While it’s true that most of the books I do give out have a tendency to be startup or entrepreneurship-related, I believe that there’s still tremendous value to be found in reading them even for people not belonging to the industry. Advice that comes from books can usually be applied across multiple industries and the value of seeing a perspective other than your own is invaluable to all.
Take ‘persistence’ for example. It’s a trait that’s found in many startup-related books. Is it a trait that can only be applied within the startup industry?
A mother of three with a passion for writing is taught to persist. She’s struggles to take care of her children but continues to write, even when she has no time, even when it’s just in the 10 minutes of waiting in the school parking lot for her kids.

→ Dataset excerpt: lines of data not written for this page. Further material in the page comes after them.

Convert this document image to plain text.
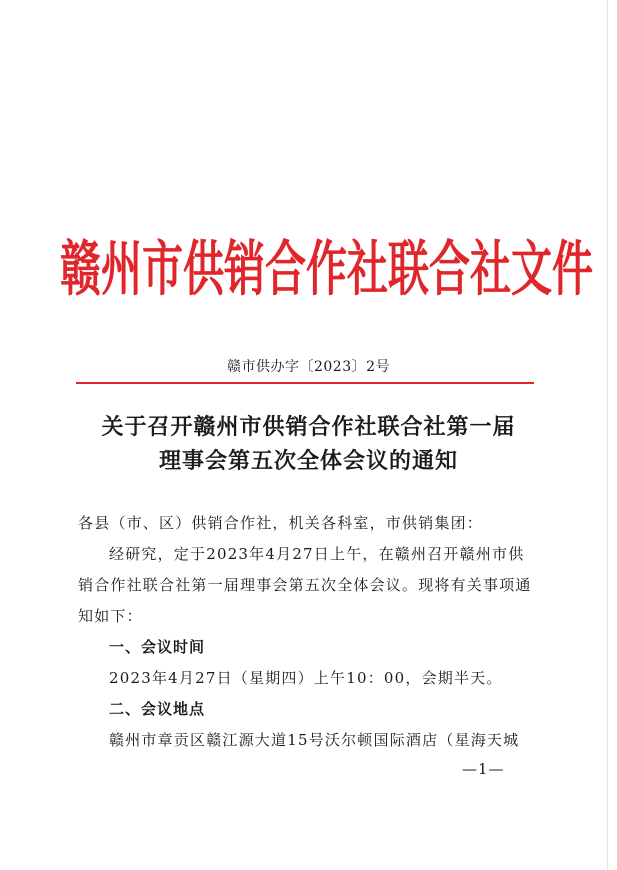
赣州市供销合作社联合社文件
赣市供办字〔2023〕2号
关于召开赣州市供销合作社联合社第一届
理事会第五次全体会议的通知
各县（市、区）供销合作社，机关各科室，市供销集团：
经研究，定于2023年4月27日上午，在赣州召开赣州市供销合作社联合社第一届理事会第五次全体会议。现将有关事项通知如下：
一、会议时间
2023年4月27日（星期四）上午10：00，会期半天。
二、会议地点
赣州市章贡区赣江源大道15号沃尔顿国际酒店（星海天城
—1—
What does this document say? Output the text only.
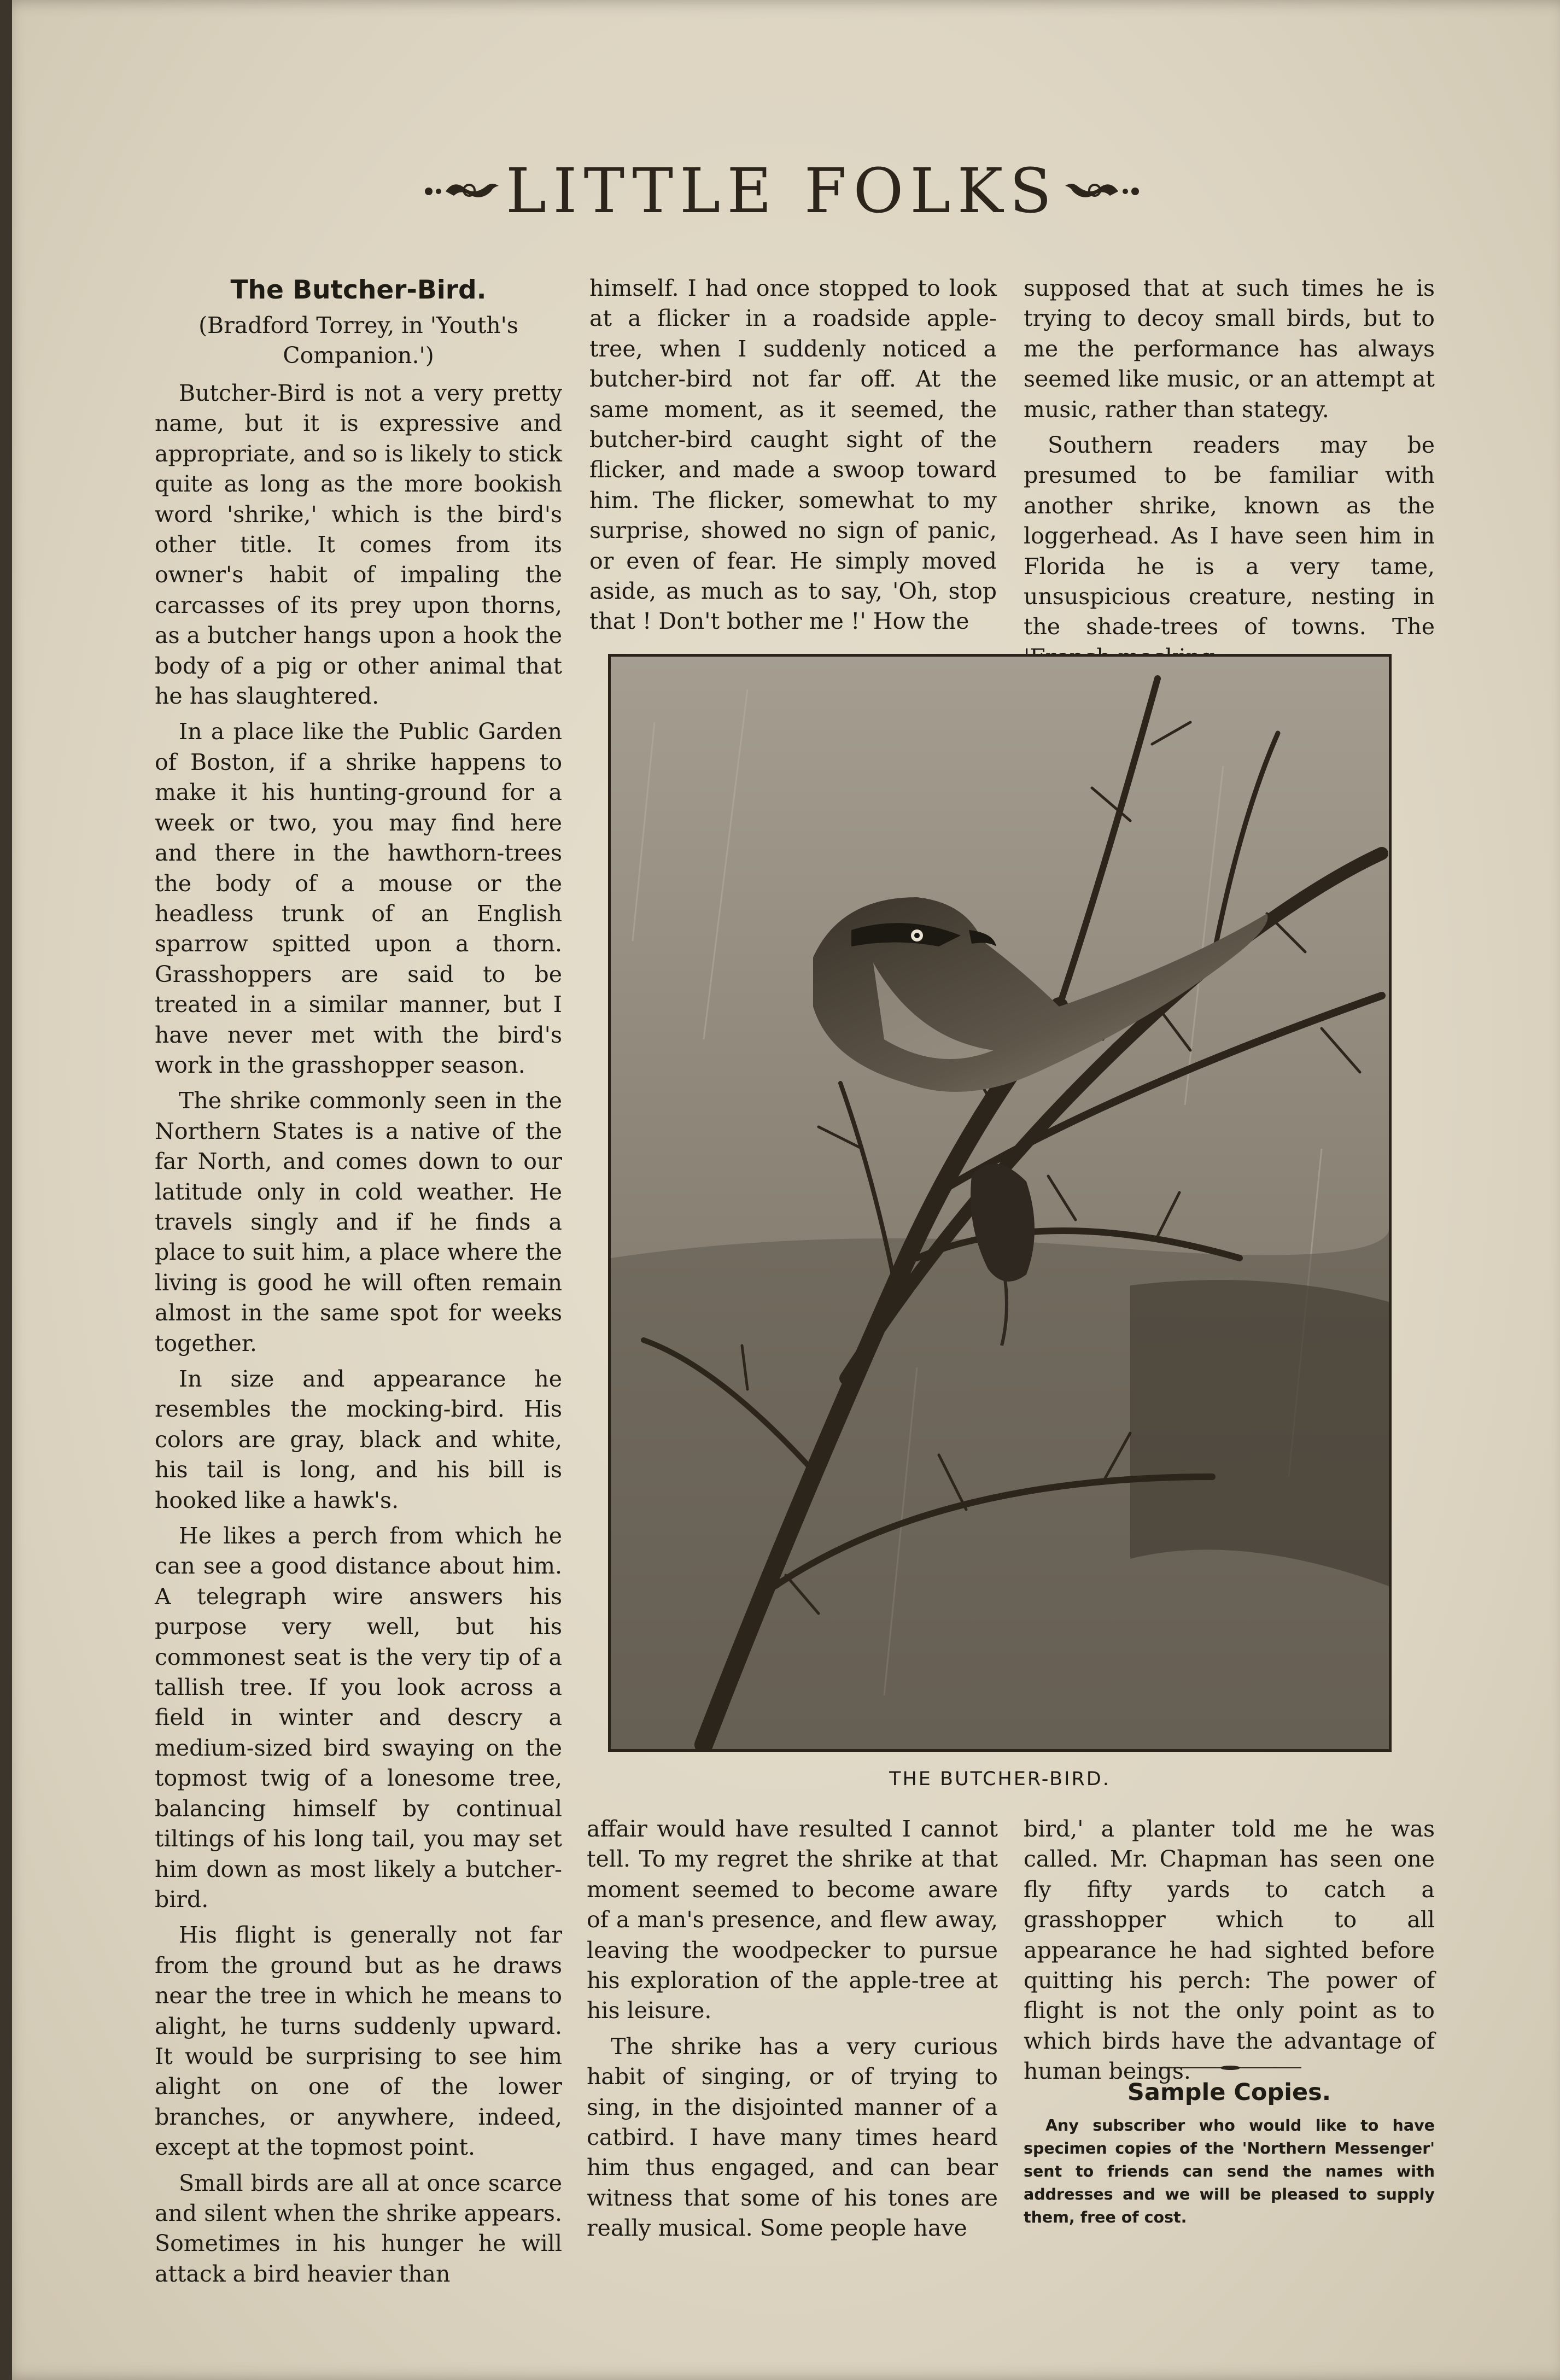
LITTLE FOLKS
The Butcher-Bird.
(Bradford Torrey, in 'Youth's Companion.')

Butcher-Bird is not a very pretty name, but it is expressive and appropriate, and so is likely to stick quite as long as the more bookish word 'shrike,' which is the bird's other title. It comes from its owner's habit of impaling the carcasses of its prey upon thorns, as a butcher hangs upon a hook the body of a pig or other animal that he has slaughtered.

In a place like the Public Garden of Boston, if a shrike happens to make it his hunting-ground for a week or two, you may find here and there in the hawthorn-trees the body of a mouse or the headless trunk of an English sparrow spitted upon a thorn. Grasshoppers are said to be treated in a similar manner, but I have never met with the bird's work in the grasshopper season.

The shrike commonly seen in the Northern States is a native of the far North, and comes down to our latitude only in cold weather. He travels singly and if he finds a place to suit him, a place where the living is good he will often remain almost in the same spot for weeks together.

In size and appearance he resembles the mocking-bird. His colors are gray, black and white, his tail is long, and his bill is hooked like a hawk's.

He likes a perch from which he can see a good distance about him. A telegraph wire answers his purpose very well, but his commonest seat is the very tip of a tallish tree. If you look across a field in winter and descry a medium-sized bird swaying on the topmost twig of a lonesome tree, balancing himself by continual tiltings of his long tail, you may set him down as most likely a butcher-bird.

His flight is generally not far from the ground but as he draws near the tree in which he means to alight, he turns suddenly upward. It would be surprising to see him alight on one of the lower branches, or anywhere, indeed, except at the topmost point.

Small birds are all at once scarce and silent when the shrike appears. Sometimes in his hunger he will attack a bird heavier than

himself. I had once stopped to look at a flicker in a roadside apple-tree, when I suddenly noticed a butcher-bird not far off. At the same moment, as it seemed, the butcher-bird caught sight of the flicker, and made a swoop toward him. The flicker, somewhat to my surprise, showed no sign of panic, or even of fear. He simply moved aside, as much as to say, 'Oh, stop that ! Don't bother me !' How the

supposed that at such times he is trying to decoy small birds, but to me the performance has always seemed like music, or an attempt at music, rather than stategy.

Southern readers may be presumed to be familiar with another shrike, known as the loggerhead. As I have seen him in Florida he is a very tame, unsuspicious creature, nesting in the shade-trees of towns. The

THE BUTCHER-BIRD.

affair would have resulted I cannot tell. To my regret the shrike at that moment seemed to become aware of a man's presence, and flew away, leaving the woodpecker to pursue his exploration of the apple-tree at his leisure.

The shrike has a very curious habit of singing, or of trying to sing, in the disjointed manner of a catbird. I have many times heard him thus engaged, and can bear witness that some of his tones are really musical. Some people have

bird,' a planter told me he was called. Mr. Chapman has seen one fly fifty yards to catch a grasshopper which to all appearance he had sighted before quitting his perch: The power of flight is not the only point as to which birds have the advantage of human beings.

Sample Copies.
Any subscriber who would like to have specimen copies of the 'Northern Messenger' sent to friends can send the names with addresses and we will be pleased to supply them, free of cost.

A college student who wants to learn programming is taught to persist. Day in, day out, he struggles through coding problems and relies on no one but the internet because that’s the only place he can learn how to program. He has no idea what he’s doing, but he continues anyways.
An eighty year-old man gets into modeling. He becomes famous and people call him an overnight sensation, but he laughs and says, if only you knew that it took me 60 years just to get here.
All of us have dreams and goals we want to accomplish.
Books that teach persistence teach us how to fulfill those dreams and accomplish those goals. It teaches us how to look at our goals objectively, how not to overthink and that actions are always stronger than words. It reminds us that everything is just a matter of starting and continuing to persist once we’ve started.
Persistence has little to do with being an entrepreneur. It’s about holding yourself responsible and staying committed towards your goals and dreams — everyone, even non-entrepreneurs can afford to be more persistent.
Most people put too much effort into the classification of books; they don’t even attempt to read it because they don’t realize what they could be missing out on.
I’ve often found that books in different industries are often those that give the best advice. Even if you’re think a book might not be suited for you, there’s no harm reading it; worst case scenario, you just don’t learn anything as expected, but if you do, it might be advice worth remembering for the rest of your life.
“Nothing is more expensive than a missed opportunity.” — Jackson Brown, Jr.